Closed AnuragKr closed 2 years ago
[1,0]:Switch to serial execution due to lack of horovod module.
Can you check import horovod.tensorflow
?
Your horovod may not be built against tensorflow. Please refer horovod's documentation.
I checked import horovod.tensorflow
it's working and I followed all the steps mentioned in the documentation but still I am getting same error.
I am doing it all this in virtual environment hope that is not an issue.
Horovodrun --check-build output -- Horovod v0.24.3:
Available Frameworks: [X] TensorFlow [X] PyTorch [ ] MXNet
Available Controllers: [X] MPI [ ] Gloo
Available Tensor Operations: [X] NCCL [ ] DDL [ ] CCL [X] MPI [ ] Gloo
That's wired. Could you add raise
after the following line? It can help to debug what's the error here.
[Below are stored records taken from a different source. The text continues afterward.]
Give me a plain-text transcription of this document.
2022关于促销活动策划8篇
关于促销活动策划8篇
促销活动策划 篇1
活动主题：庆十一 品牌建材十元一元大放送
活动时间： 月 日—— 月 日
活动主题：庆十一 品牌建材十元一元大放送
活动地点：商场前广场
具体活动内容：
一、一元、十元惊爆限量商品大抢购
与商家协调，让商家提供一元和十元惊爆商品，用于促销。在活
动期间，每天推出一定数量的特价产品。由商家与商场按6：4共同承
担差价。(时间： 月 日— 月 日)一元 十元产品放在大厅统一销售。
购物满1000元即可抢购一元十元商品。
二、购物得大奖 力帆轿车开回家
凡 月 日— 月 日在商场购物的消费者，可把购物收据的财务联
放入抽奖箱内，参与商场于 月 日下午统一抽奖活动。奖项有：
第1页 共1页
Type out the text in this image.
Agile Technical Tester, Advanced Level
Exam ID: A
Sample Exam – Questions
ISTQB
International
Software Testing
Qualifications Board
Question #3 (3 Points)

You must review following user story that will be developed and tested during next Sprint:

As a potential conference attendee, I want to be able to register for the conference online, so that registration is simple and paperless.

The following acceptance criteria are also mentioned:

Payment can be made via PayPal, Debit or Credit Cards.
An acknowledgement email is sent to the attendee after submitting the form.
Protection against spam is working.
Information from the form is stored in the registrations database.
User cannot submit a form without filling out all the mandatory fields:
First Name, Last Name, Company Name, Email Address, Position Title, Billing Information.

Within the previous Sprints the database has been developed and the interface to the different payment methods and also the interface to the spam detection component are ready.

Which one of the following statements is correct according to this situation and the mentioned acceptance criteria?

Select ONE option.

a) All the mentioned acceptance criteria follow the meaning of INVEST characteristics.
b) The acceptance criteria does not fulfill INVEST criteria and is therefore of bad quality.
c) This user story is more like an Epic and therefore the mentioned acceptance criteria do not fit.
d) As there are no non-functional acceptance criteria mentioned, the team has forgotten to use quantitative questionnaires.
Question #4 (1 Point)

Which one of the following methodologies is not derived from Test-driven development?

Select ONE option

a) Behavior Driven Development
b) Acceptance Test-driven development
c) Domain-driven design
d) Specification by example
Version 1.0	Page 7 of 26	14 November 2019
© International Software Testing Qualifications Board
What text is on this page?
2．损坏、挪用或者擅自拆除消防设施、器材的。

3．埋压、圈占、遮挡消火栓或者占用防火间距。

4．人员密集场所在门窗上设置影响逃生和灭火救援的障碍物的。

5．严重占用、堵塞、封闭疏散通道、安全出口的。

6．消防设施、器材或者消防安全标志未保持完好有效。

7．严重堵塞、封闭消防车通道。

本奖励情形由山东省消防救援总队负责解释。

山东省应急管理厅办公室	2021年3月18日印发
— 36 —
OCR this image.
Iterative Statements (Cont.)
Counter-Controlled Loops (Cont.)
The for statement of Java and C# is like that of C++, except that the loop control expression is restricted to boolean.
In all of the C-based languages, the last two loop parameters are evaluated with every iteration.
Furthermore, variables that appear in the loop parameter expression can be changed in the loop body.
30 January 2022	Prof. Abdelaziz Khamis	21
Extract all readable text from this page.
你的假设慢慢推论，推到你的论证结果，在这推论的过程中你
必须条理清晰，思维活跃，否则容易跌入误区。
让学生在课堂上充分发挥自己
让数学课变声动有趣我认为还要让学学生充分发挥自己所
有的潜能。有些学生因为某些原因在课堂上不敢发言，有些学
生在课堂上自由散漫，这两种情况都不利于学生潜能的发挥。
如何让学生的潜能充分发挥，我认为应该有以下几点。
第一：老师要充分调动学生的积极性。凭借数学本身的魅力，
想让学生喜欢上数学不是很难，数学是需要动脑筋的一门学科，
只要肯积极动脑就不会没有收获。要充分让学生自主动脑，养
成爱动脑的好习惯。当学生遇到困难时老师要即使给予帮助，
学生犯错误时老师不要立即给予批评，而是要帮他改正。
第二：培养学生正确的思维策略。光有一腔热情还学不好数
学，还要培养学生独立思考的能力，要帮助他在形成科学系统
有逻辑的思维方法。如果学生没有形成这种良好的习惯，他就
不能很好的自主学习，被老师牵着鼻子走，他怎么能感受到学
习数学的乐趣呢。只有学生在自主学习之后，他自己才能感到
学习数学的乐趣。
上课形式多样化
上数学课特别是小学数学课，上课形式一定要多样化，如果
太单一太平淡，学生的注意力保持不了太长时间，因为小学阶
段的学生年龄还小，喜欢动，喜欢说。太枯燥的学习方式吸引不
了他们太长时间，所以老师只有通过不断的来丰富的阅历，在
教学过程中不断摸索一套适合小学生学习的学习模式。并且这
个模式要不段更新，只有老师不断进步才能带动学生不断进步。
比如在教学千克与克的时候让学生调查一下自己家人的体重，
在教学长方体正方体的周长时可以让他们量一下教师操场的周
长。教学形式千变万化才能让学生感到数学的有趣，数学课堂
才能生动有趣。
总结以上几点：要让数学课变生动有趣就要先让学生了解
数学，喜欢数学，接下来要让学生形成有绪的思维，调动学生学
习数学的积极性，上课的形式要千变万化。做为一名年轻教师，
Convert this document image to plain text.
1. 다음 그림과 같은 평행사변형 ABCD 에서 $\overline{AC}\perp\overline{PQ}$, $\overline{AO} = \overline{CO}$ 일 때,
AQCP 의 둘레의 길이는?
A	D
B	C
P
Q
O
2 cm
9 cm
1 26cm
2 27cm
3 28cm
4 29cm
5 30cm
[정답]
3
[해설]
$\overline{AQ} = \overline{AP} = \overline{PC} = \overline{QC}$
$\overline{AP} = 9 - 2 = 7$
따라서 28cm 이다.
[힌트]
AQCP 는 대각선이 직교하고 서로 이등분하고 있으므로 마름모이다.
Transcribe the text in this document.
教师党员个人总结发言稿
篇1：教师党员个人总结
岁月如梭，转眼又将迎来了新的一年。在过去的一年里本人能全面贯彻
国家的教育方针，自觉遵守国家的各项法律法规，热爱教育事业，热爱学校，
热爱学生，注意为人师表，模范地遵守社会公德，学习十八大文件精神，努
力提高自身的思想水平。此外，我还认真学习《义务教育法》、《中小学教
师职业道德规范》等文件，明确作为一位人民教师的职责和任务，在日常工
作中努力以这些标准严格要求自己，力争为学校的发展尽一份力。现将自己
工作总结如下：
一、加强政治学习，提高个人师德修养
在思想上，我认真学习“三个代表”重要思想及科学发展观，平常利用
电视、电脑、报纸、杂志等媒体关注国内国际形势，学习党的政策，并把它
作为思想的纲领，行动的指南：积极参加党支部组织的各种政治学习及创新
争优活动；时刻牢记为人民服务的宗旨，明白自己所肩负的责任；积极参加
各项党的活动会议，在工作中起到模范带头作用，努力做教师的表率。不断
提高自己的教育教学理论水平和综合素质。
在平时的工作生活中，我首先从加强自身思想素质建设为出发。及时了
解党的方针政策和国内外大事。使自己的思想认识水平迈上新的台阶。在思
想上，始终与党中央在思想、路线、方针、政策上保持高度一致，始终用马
As I mentioned above I was doing it in a virtual environment now I installed horovod again globally now it is working in virtual environment also.But Now I am getting new error --- Command -- CUDA_VISIBLE_DEVICES=0,1 mpirun -hostfile hostfile -np 2 -x NCCL_DEBUG=INFO dp train --mpi-log=workers input.json Output -- hp-HP-Z8-G4-Workstation:198126:198130 [0] NCCL INFO Bootstrap : Using enp4s0f2:10.128.3.131<0> hp-HP-Z8-G4-Workstation:198126:198130 [0] NCCL INFO NET/Plugin : No plugin found (libnccl-net.so), using internal implementation hp-HP-Z8-G4-Workstation:198126:198130 [0] NCCL INFO Failed to open libibverbs.so[.1] hp-HP-Z8-G4-Workstation:198126:198130 [0] NCCL INFO NET/Socket : Using [0]enp4s0f2:10.128.3.131<0> hp-HP-Z8-G4-Workstation:198126:198130 [0] NCCL INFO Using network Socket NCCL version 2.12.12+cuda11.7 hp-HP-Z8-G4-Workstation:198127:198131 [1] NCCL INFO Bootstrap : Using enp4s0f2:10.128.3.131<0> hp-HP-Z8-G4-Workstation:198127:198131 [1] NCCL INFO NET/Plugin : No plugin found (libnccl-net.so), using internal implementation
hp-HP-Z8-G4-Workstation:198126:198130 [0] init.cc:255 NCCL WARN Cuda failure 'CUDA driver is a stub library' hp-HP-Z8-G4-Workstation:198126:198130 [0] NCCL INFO init.cc:913 -> 1 hp-HP-Z8-G4-Workstation:198126:198130 [0] NCCL INFO init.cc:950 -> 1 hp-HP-Z8-G4-Workstation:198126:198130 [0] NCCL INFO init.cc:963 -> 1 hp-HP-Z8-G4-Workstation:198127:198131 [1] NCCL INFO Failed to open libibverbs.so[.1] hp-HP-Z8-G4-Workstation:198127:198131 [1] NCCL INFO NET/Socket : Using [0]enp4s0f2:10.128.3.131<0> hp-HP-Z8-G4-Workstation:198127:198131 [1] NCCL INFO Using network Socket
hp-HP-Z8-G4-Workstation:198126:198130 [0] init.cc:255 NCCL WARN Cuda failure 'CUDA driver is a stub library' hp-HP-Z8-G4-Workstation:198126:198130 [0] NCCL INFO init.cc:913 -> 1 hp-HP-Z8-G4-Workstation:198126:198130 [0] NCCL INFO init.cc:950 -> 1 hp-HP-Z8-G4-Workstation:198126:198130 [0] NCCL INFO init.cc:963 -> 1
hp-HP-Z8-G4-Workstation:198127:198131 [1] init.cc:255 NCCL WARN Cuda failure 'CUDA driver is a stub library' hp-HP-Z8-G4-Workstation:198127:198131 [1] NCCL INFO init.cc:913 -> 1 hp-HP-Z8-G4-Workstation:198127:198131 [1] NCCL INFO init.cc:950 -> 1 hp-HP-Z8-G4-Workstation:198127:198131 [1] NCCL INFO init.cc:963 -> 1
It looks like your virtual environment does not install NVIDIA driver?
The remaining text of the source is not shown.